Curiosità

(da tutt'Italia a tutto il mondo)

CLASSI 5A E 5B SCUOLA BRIZIO

  

PERCHE’ …..LA ZUCCA DI HALLOWEEN

 

 Narra una leggenda irlandese che un uomo di nome Jack, noto baro e malfattore, ingannò Satana sfidandolo nella notte di Ognissanti a scendere da  un albero sulla cui corteccia  poi incise una croce, intrappolandolo così tra i rami. Jack fece un patto col diavolo: se non lo avesse più indotto in tentazione lo avrebbe fatto scendere dall’albero. Quando Jack morì, continua la leggenda, gli venne impedito di entrare in paradiso a causa della cattiva condotta avuta in vita, ma gli venne negato l’ingresso anche all’inferno perché  aveva ingannato il diavolo.
Allora Satana gli porse un piccolo tizzone d’inferno per illuminare la via nella tremenda tenebra che lo attorniava. Per far durare più a lungo la fiamma Jack scavò un grossa  rapa e ve la pose all’interno e continuò a vagare per tutta la vita sulla Terra.

Quando gli Irlandesi emigrarono in America portarono le loro antiche tradizioni. In America trovarono le zucche grandi che si adattavano meglio ad essere svuotate e intagliate. Da quel momento è nata la tradizione della Zucca di Halloween .

 

DA DOVE DERIVA LA PAROLA “HALLOWEEN” ? 

La parola halloween  deriva dalla festa di  “Ognissanti”(festa di tutti i santi) che in inglese era tradotta come All Hallow’day. Poiché la celebrazione di Ognissanti avveniva la sera precedente il 1°novembre , diventò All Hallow’ Even , poi diventato Halloween.

 


 

CLASSI 4A SCUOLA BERTI all'interno del progetto "PARLIAMO PIEMONTESE"

 

La leggenda del lupo di monte Cuneo

Passeggiando per i boschi di monte Cuneo, sopra Avigliana, possiamo ammirare un gigantesco masso erratico su cui leggiamo una targa: 'Pera Luvera'. Il nome al masso fu assegnato dall'uomo per segnalare la presenza dei lupi tanto tempo fa nel territorio.

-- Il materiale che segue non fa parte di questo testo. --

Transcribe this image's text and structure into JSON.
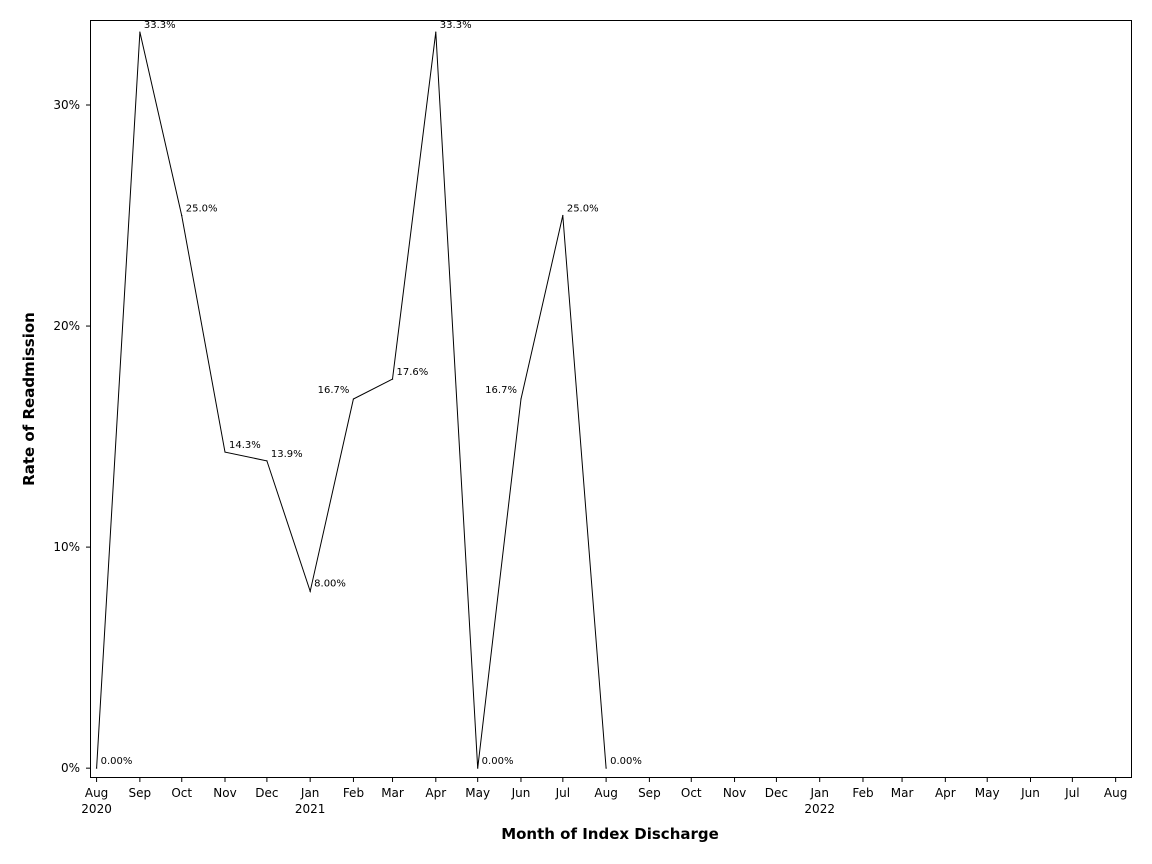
{
  "chart_data": {
    "type": "line",
    "title": "",
    "xlabel": "Month of Index Discharge",
    "ylabel": "Rate of Readmission",
    "x_ticks": [
      {
        "month": "Aug",
        "year": "2020"
      },
      {
        "month": "Sep",
        "year": ""
      },
      {
        "month": "Oct",
        "year": ""
      },
      {
        "month": "Nov",
        "year": ""
      },
      {
        "month": "Dec",
        "year": ""
      },
      {
        "month": "Jan",
        "year": "2021"
      },
      {
        "month": "Feb",
        "year": ""
      },
      {
        "month": "Mar",
        "year": ""
      },
      {
        "month": "Apr",
        "year": ""
      },
      {
        "month": "May",
        "year": ""
      },
      {
        "month": "Jun",
        "year": ""
      },
      {
        "month": "Jul",
        "year": ""
      },
      {
        "month": "Aug",
        "year": ""
      },
      {
        "month": "Sep",
        "year": ""
      },
      {
        "month": "Oct",
        "year": ""
      },
      {
        "month": "Nov",
        "year": ""
      },
      {
        "month": "Dec",
        "year": ""
      },
      {
        "month": "Jan",
        "year": "2022"
      },
      {
        "month": "Feb",
        "year": ""
      },
      {
        "month": "Mar",
        "year": ""
      },
      {
        "month": "Apr",
        "year": ""
      },
      {
        "month": "May",
        "year": ""
      },
      {
        "month": "Jun",
        "year": ""
      },
      {
        "month": "Jul",
        "year": ""
      },
      {
        "month": "Aug",
        "year": ""
      }
    ],
    "x_dates": [
      "2020-08-01",
      "2020-09-01",
      "2020-10-01",
      "2020-11-01",
      "2020-12-01",
      "2021-01-01",
      "2021-02-01",
      "2021-03-01",
      "2021-04-01",
      "2021-05-01",
      "2021-06-01",
      "2021-07-01",
      "2021-08-01",
      "2021-09-01",
      "2021-10-01",
      "2021-11-01",
      "2021-12-01",
      "2022-01-01",
      "2022-02-01",
      "2022-03-01",
      "2022-04-01",
      "2022-05-01",
      "2022-06-01",
      "2022-07-01",
      "2022-08-01"
    ],
    "x_range": [
      "2020-07-28",
      "2022-08-12"
    ],
    "y_ticks": [
      0,
      10,
      20,
      30
    ],
    "y_tick_labels": [
      "0%",
      "10%",
      "20%",
      "30%"
    ],
    "ylim": [
      -0.4,
      33.8
    ],
    "series": [
      {
        "x": [
          "2020-08-01",
          "2020-09-01",
          "2020-10-01",
          "2020-11-01",
          "2020-12-01",
          "2021-01-01",
          "2021-02-01",
          "2021-03-01",
          "2021-04-01",
          "2021-05-01",
          "2021-06-01",
          "2021-07-01",
          "2021-08-01"
        ],
        "values": [
          0,
          33.3,
          25.0,
          14.3,
          13.9,
          8.0,
          16.7,
          17.6,
          33.3,
          0,
          16.7,
          25.0,
          0
        ],
        "labels": [
          "0.00%",
          "33.3%",
          "25.0%",
          "14.3%",
          "13.9%",
          "8.00%",
          "16.7%",
          "17.6%",
          "33.3%",
          "0.00%",
          "16.7%",
          "25.0%",
          "0.00%"
        ]
      }
    ],
    "grid": false,
    "legend": "none",
    "line_color": "#000000"
  }
}
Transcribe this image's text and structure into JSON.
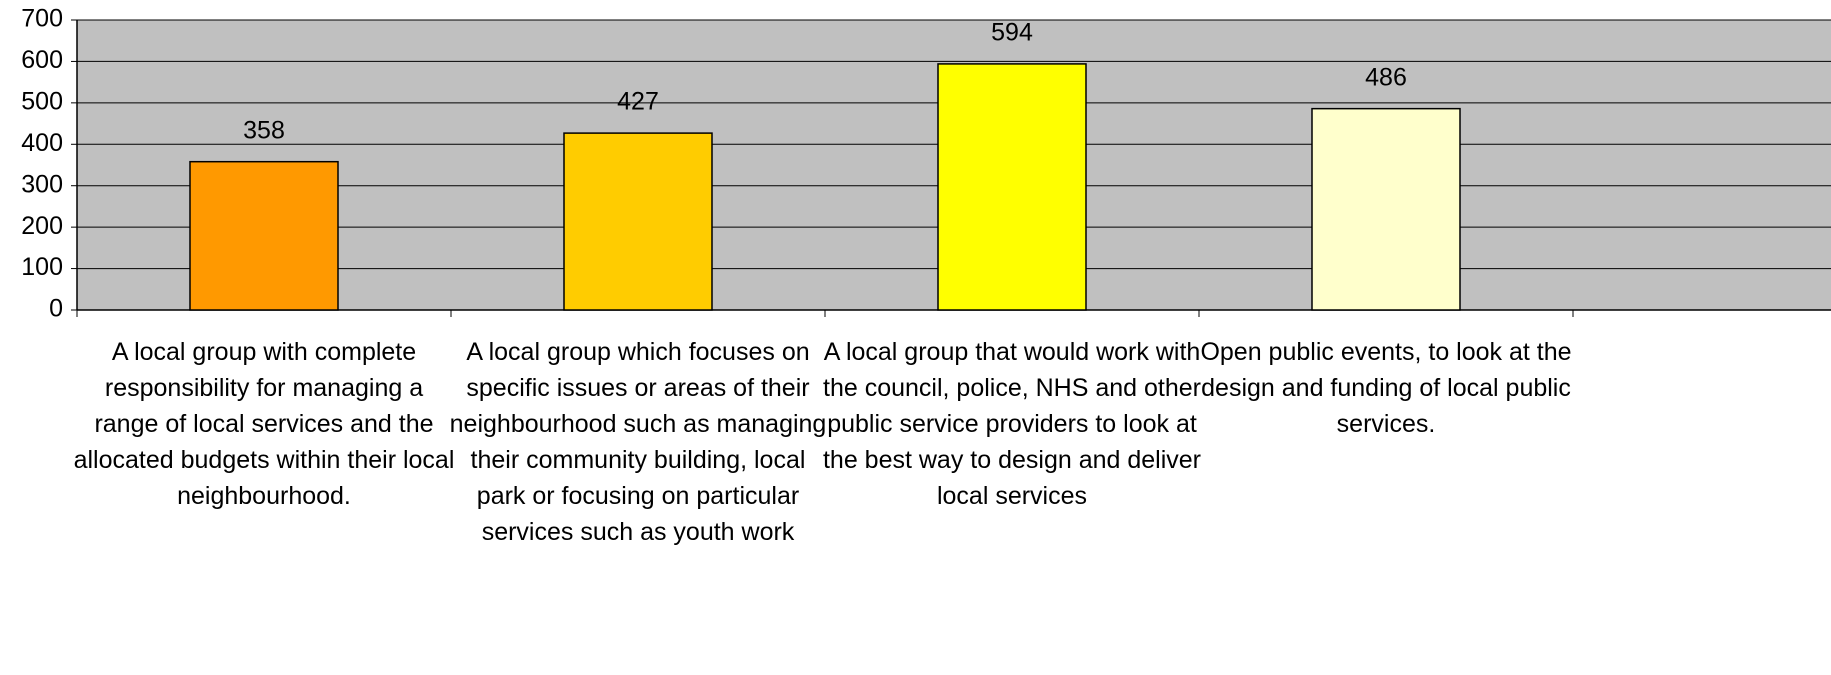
{
  "chart_data": {
    "type": "bar",
    "categories": [
      "A local group with complete responsibility for managing a range of local services and the allocated budgets within their local neighbourhood.",
      "A local group which focuses on specific issues or areas of their neighbourhood such as managing their community building, local park or focusing on particular services such as youth work",
      "A local group that would work with the council, police, NHS and other public service providers to look at the best way to design and deliver local services",
      "Open public events, to look at the design and funding of local public services."
    ],
    "values": [
      358,
      427,
      594,
      486
    ],
    "colors": [
      "#ff9900",
      "#ffcc00",
      "#ffff00",
      "#ffffcc"
    ],
    "ylim": [
      0,
      700
    ],
    "yticks": [
      0,
      100,
      200,
      300,
      400,
      500,
      600,
      700
    ],
    "grid": true
  }
}
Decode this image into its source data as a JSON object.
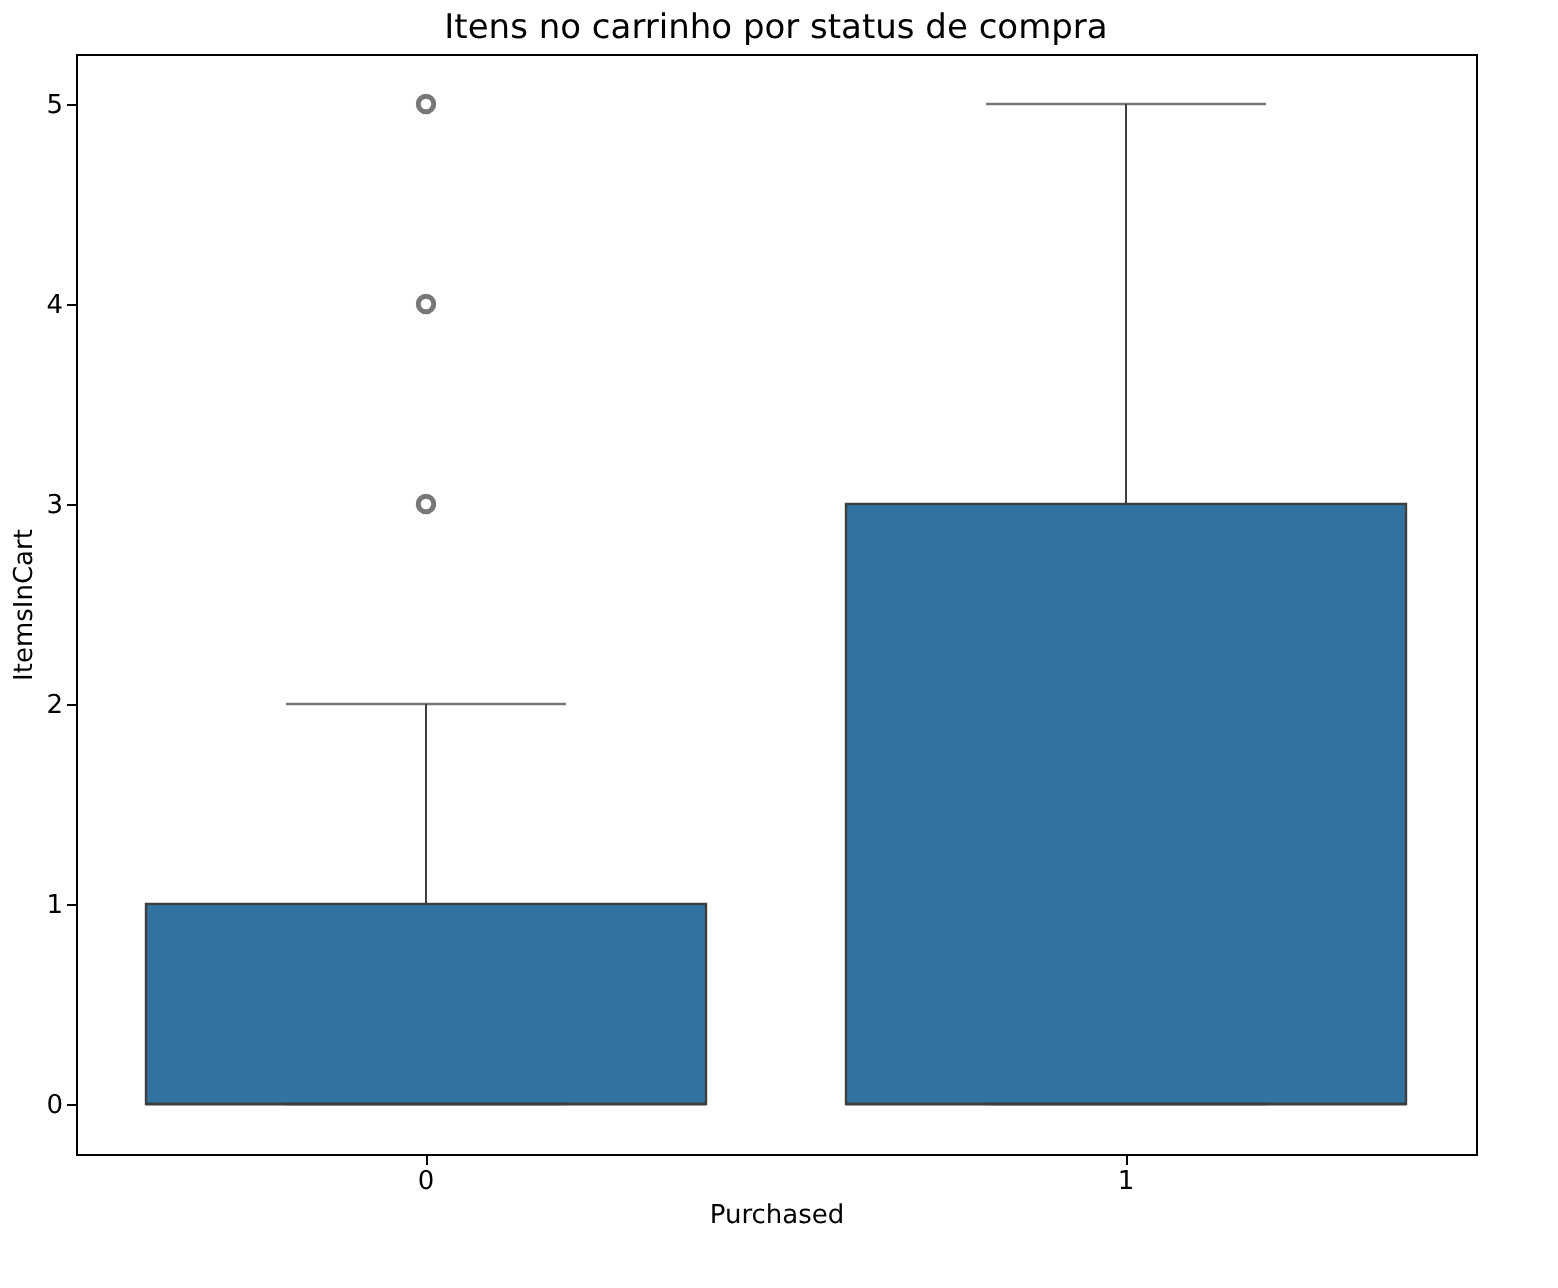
{
  "chart_data": {
    "type": "box",
    "title": "Itens no carrinho por status de compra",
    "xlabel": "Purchased",
    "ylabel": "ItemsInCart",
    "categories": [
      "0",
      "1"
    ],
    "color": "#3274a1",
    "boxes": [
      {
        "low": 0,
        "q1": 0,
        "median": 0,
        "q3": 1,
        "high": 2,
        "outliers": [
          3,
          4,
          5
        ]
      },
      {
        "low": 0,
        "q1": 0,
        "median": 0,
        "q3": 3,
        "high": 5
      }
    ],
    "ylim": [
      -0.25,
      5.25
    ],
    "yticks": [
      0,
      1,
      2,
      3,
      4,
      5
    ],
    "grid": false
  }
}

Ma un lupo, in particolare, fu ricordato: narra la leggenda che egli vagava a caccia di pecore, capre e tutto quello che poteva mangiare. Un giorno catturò la pecora prediletta di un pastore che viveva nel villaggio; non la mangiò ma la tenne prigioniera nella sua tana. Quando il pastore se ne accorse, si infuriò: cercò a lungo il lupo finchè lo trovò in compagnia della pecora. Il pastore volle catturare il lupo, il lupo scappò a zampe levate; ma nella corsa non vide la trappola che gli uomini avevano predisposto per catturare i predatori: il lupo cadde nella buca e non potè più uscire. Anche perchè nella caduta svenne: per il pastore fu facile prenderlo e incatenarlo attorno ad un albero. Il lupo quando rinvenne si trovò prigioniero e sapeva che sarebbe morto di fame: come avrebbe potuto ancora cacciare? Il pastore ritornato a casa raccontò tutto alla sua famiglia. Il figlio più piccolo, Pino, si incuriosì e di nascosto andò a trovare il lupo.

Vedendolo così triste, si impietosì e gli disse: ''Conosco la tua storia: mio papà ti tiene prigioniero, ma io posso aiutarti!''.

Il lupo, speranzoso, chiese: ''Come puoi aiutarmi? Le catene sono molto robuste e le chiavi sono nelle tasche della giacca di tuo papà!''.

Pino rispose: ''Facciamo un patto: se noi ti liberiamo, tu devi promettere di non cacciare mai più le pecore, noi in cambio ti porteremo ogni giorno cibo, fino alla fine dei tuoi giorni''.

Il lupo felice acconsentì. Pino e suo papà liberarono il lupo, il quale ogni giorno si avvicinava all'albero e attendeva il cibo che Pino e i suoi amici del villaggio gli portavano.

Tutti si affezionarono a lui, i bambini del villaggio giocavano, senza paura, con il lupo. Un brutto giorno, il lupo morì. I bambini tristi per la perdita del loro amico, piansero e chiesero ai loro genitori di poter vegliare tutta la notte il carissimo amico lupo.

 

MORALE: questa leggenda vuole evidenziare l'importanza di saper convivere in pace gli uni con gli altri e di rispettare sempre gli equilibri della natura.